In a related effort, following the completion of the United Nations Convention against Corruption (UNCAC) review process, the government has decided to publish the full UNCAC Review Report and make it publicly available. Additionally, based on a recent Supreme Court decision, the government will continue to improve NAB’s operational effectiveness and independence, especially in high-value corruption cases. Coordination with other investigative agencies like the Federal Investigation Agency (FIA) and the Provincial Anti-Corruption Establishments (PACEs) will also be strengthened.
By the end of December, the Financial Monitoring Unit (FMU) will issue a federal notification designating PACEs to investigate money laundering offenses linked to corruption. PACEs will also be authorized to request and receive financial intelligence from the FMU.

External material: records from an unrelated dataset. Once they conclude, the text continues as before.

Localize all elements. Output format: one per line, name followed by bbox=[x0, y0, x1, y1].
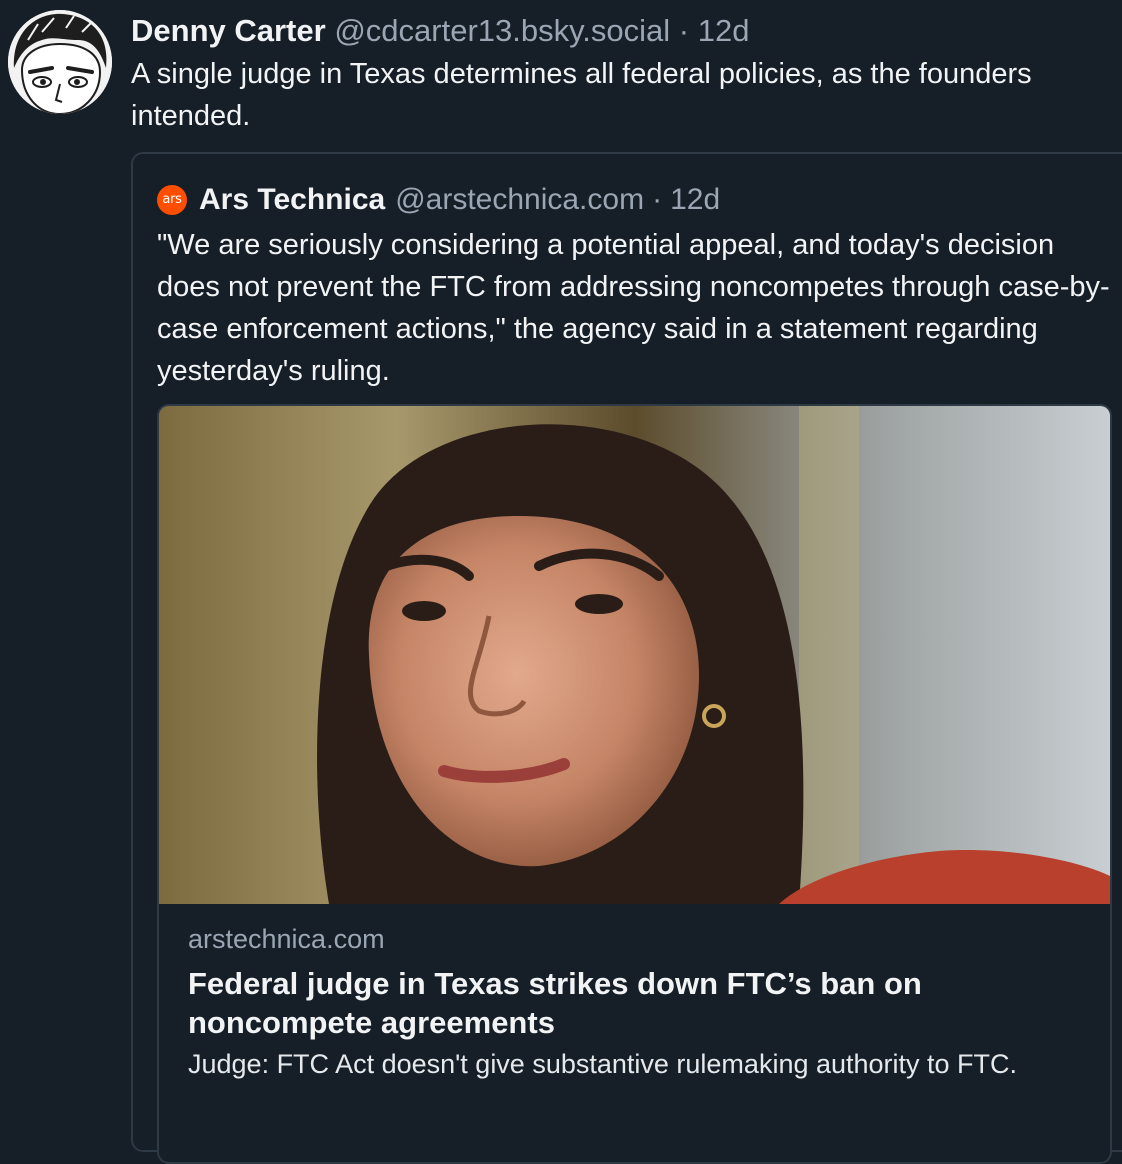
post[interactable]: Denny Carter @cdcarter13.bsky.social · 1… bbox=[0, 0, 1122, 1164]
link-card-title[interactable]: Federal judge in Texas strikes down FTC’… bbox=[188, 964, 1088, 1042]
post-body: Denny Carter @cdcarter13.bsky.social · 1… bbox=[131, 6, 1122, 137]
author-avatar[interactable] bbox=[8, 10, 112, 114]
portrait-photo-illustration bbox=[159, 406, 1110, 904]
link-card-thumbnail bbox=[159, 406, 1110, 904]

To promote transparency, Pakistan has amended the Civil Servants Act, 1973, requiring senior public officials (BPS 17–22) to file digital asset declarations. These declarations will include both domestic and foreign assets owned by them or their families and will be made publicly accessible, with safeguards to protect sensitive personal information. The Establishment Division and the Federal Board of Revenue (FBR) are now working to centralize and digitize these submissions and conduct risk-based verification.
Under the initiative “Banks’ Access to Asset Declarations for AML/CFT Purposes,” Pakistan has committed to ensuring that the State Bank of Pakistan (SBP), FBR, and FMU continue to facilitate banks’ access to these declarations. This measure aims to help banks meet their AML/CFT obligations and improve risk profiling of politically exposed persons (PEPs).
In December 2024, the FBR launched a new Customer Due Diligence Online Portal to enable banks to electronically request and receive information, typically within 24 hours. In alignment with national pacts, provinces will also issue corresponding regulations to grant similar access to asset declarations of senior provincial public officials.